By leveraging SSMs, which have linear complexity in sequence length, RoboSSM opens the door to scaling ICIL to much larger context windows. This means a robot could potentially ingest dozens or hundreds of demonstrations in a single prompt, capturing more nuanced behaviors and edge cases without needing to fine-tune. For practitioners, this is a practical step toward deployment-ready systems that can adapt on the fly in dynamic environments—such as warehouse picking or surgical assistance—where retraining is infeasible.
The paper also reinforces a broader trend: SSMs are emerging as a viable alternative to Transformers for sequential decision-making tasks, not just language modeling. While Transformers remain superior for very large-scale pretraining, SSMs offer a compelling efficiency advantage for real-time or resource-constrained robotics applications.
Implications for AI Practitioners
For robotics engineers and AI researchers, RoboSSM suggests several actionable insights:
- Re-evaluate architecture choices: If your ICIL system is hitting context-length limits, switching to an SSM backbone could yield substantial speed and memory gains without sacrificing task performance.
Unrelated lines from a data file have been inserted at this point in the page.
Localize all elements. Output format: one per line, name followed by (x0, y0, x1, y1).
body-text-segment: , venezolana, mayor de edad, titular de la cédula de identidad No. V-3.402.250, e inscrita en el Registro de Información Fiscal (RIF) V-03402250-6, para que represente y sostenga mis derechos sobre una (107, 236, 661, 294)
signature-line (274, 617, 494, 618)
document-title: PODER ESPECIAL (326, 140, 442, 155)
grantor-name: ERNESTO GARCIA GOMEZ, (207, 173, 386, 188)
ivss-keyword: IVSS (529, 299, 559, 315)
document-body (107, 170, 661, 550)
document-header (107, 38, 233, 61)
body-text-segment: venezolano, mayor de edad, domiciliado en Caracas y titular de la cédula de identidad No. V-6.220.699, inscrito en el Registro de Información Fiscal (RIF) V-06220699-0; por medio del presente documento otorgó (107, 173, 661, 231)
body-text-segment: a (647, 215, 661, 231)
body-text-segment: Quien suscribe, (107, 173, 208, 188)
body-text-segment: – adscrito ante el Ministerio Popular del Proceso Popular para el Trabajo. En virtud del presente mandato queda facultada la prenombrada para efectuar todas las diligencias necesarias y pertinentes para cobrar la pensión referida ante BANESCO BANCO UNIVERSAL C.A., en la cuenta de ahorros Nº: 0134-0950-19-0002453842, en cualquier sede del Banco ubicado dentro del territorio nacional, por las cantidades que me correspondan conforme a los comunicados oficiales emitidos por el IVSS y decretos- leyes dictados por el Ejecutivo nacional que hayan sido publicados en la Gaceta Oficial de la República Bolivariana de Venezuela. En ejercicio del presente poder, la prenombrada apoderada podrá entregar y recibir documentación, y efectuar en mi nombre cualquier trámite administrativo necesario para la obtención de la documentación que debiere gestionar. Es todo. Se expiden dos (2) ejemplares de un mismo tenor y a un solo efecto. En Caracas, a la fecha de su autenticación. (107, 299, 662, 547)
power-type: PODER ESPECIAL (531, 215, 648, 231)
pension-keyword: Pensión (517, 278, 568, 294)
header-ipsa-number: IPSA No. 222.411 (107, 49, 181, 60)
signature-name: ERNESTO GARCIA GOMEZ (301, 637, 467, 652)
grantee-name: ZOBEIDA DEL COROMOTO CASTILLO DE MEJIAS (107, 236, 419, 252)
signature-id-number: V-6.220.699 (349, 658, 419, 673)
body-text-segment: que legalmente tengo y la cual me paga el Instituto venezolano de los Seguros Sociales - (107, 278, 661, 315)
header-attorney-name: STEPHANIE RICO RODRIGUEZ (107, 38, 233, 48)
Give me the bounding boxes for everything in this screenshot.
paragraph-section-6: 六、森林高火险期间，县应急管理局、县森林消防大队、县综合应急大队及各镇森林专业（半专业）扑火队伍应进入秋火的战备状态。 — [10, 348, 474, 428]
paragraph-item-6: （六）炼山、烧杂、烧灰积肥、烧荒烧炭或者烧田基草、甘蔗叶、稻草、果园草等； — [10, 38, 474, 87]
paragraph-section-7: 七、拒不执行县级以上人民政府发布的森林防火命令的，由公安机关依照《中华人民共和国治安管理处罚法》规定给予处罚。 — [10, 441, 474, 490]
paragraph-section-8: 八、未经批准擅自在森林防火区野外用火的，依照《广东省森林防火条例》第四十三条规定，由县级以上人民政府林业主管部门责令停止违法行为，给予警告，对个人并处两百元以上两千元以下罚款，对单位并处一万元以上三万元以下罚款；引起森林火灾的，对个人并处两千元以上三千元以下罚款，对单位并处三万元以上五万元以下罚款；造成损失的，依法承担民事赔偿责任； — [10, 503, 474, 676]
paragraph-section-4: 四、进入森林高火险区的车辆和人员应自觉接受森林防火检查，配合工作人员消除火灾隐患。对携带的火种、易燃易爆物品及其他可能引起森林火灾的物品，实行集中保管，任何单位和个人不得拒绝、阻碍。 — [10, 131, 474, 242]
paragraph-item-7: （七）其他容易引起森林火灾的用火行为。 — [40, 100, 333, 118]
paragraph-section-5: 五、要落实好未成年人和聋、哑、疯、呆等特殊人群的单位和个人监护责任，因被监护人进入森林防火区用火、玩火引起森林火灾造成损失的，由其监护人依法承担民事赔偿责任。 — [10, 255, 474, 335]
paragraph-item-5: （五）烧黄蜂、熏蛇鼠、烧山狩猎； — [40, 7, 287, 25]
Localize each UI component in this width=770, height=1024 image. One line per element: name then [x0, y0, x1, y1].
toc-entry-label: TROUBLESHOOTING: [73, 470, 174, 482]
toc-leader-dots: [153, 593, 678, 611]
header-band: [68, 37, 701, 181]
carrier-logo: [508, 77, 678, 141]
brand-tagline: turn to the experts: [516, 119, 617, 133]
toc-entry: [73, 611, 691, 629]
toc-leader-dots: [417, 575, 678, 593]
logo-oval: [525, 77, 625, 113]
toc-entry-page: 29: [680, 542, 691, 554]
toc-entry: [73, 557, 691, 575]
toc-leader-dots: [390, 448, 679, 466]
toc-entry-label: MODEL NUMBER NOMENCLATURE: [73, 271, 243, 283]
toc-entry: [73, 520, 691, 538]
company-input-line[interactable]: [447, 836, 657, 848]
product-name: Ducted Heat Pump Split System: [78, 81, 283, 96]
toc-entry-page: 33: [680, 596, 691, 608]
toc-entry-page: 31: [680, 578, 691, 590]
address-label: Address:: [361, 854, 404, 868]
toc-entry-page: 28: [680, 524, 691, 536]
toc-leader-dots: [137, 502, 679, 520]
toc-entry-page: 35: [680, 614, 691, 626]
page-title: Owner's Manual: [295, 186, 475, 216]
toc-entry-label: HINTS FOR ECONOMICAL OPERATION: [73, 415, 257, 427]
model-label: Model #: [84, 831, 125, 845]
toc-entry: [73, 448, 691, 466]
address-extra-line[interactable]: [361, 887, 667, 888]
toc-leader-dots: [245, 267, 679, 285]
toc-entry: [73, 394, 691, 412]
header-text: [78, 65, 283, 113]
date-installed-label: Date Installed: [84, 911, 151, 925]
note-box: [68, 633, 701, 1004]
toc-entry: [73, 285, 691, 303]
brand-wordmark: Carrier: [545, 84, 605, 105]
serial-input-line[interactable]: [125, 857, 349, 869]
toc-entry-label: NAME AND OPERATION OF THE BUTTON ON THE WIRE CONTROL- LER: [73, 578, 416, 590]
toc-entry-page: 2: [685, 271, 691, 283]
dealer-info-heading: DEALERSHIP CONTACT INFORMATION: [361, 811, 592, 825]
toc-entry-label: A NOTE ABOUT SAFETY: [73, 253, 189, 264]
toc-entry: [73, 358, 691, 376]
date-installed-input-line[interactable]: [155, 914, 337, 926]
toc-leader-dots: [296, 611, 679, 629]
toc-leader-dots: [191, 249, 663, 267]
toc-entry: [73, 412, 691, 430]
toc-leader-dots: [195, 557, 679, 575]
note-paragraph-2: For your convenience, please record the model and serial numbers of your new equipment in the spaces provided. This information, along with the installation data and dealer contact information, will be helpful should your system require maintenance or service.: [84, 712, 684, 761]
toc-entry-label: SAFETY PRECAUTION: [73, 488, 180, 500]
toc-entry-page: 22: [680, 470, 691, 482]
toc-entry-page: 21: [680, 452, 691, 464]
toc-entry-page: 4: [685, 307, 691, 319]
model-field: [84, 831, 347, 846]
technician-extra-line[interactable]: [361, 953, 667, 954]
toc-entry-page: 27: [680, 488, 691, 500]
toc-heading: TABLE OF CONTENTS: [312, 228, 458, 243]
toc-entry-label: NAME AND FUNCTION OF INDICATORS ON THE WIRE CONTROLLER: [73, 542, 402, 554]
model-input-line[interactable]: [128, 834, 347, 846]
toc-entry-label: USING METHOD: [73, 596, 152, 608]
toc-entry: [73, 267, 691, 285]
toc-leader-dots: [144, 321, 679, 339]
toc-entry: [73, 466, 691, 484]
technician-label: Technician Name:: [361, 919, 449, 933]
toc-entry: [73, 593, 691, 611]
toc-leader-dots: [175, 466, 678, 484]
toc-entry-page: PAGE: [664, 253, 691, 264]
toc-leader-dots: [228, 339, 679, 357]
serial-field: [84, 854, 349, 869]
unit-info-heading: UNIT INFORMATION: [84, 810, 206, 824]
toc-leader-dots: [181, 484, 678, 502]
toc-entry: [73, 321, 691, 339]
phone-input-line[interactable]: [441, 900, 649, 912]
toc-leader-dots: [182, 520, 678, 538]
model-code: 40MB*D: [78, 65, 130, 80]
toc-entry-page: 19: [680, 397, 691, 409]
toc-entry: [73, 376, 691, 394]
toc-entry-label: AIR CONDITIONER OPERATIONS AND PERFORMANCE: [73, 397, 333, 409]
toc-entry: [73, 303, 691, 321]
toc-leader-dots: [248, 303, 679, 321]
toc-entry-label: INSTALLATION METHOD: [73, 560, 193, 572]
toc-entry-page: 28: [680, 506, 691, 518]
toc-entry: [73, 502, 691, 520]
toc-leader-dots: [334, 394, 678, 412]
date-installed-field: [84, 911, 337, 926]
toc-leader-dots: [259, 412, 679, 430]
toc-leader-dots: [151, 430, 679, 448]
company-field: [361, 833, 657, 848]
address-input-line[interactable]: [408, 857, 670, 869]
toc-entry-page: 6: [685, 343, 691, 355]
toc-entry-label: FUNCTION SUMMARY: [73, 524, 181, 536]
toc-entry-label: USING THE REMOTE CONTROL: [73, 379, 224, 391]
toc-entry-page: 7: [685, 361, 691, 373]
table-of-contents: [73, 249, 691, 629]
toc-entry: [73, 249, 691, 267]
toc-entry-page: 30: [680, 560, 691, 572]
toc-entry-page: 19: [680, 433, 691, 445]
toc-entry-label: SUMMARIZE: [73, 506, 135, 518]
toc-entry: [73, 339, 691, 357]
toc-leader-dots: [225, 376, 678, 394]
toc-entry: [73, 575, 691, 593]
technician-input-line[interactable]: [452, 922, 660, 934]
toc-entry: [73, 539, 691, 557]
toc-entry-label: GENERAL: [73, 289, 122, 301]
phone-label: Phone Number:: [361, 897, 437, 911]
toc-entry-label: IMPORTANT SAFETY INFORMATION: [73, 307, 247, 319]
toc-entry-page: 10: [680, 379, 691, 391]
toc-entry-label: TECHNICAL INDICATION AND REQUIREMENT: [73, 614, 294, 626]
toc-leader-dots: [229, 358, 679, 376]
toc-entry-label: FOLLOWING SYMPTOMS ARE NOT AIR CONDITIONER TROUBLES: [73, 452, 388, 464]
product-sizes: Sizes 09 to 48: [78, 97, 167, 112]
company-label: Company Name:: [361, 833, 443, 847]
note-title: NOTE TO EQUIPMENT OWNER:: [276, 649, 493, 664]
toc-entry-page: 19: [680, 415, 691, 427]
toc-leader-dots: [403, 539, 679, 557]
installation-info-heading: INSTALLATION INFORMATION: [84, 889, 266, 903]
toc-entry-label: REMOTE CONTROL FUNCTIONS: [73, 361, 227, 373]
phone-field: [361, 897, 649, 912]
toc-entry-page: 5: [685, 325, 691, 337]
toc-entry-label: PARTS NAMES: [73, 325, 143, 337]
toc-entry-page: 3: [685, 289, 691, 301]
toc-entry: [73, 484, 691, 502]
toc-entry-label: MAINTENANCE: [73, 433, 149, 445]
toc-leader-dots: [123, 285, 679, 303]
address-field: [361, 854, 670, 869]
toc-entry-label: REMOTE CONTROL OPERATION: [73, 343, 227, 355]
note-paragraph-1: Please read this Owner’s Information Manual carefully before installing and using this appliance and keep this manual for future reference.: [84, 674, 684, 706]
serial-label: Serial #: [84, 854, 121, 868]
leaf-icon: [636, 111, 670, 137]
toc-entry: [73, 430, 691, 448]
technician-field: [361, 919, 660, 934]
- Expect trade-offs in expressiveness: SSMs may not capture long-range dependencies as richly as Transformers in all scenarios. Practitioners should benchmark both architectures on their specific task distributions before committing.
- Prepare for hybrid systems: The most robust future systems may combine SSMs for efficient processing of long demonstration histories with smaller Transformer modules for fine-grained reasoning.
- Monitor hardware compatibility: SSMs like Mamba are optimized for GPU parallelism, but their performance on edge devices (e.g., embedded robot controllers) remains an open question.
Key Takeaways
- RoboSSM replaces the Transformer with State-Space Models to achieve linear-time in-context imitation learning, enabling robots to process far more demonstrations in a single prompt.
- This work directly addresses the scalability bottleneck of ICIL, making few-shot adaptation more practical for real-world deployment where retraining is not an option.
- Practitioners should consider SSM backbones for robotics tasks that require long context windows, but should validate performance on their specific tasks due to architectural trade-offs.
- The research signals a broader shift toward efficient sequence models in robotics, potentially reducing the computational cost of deploying adaptive robot policies.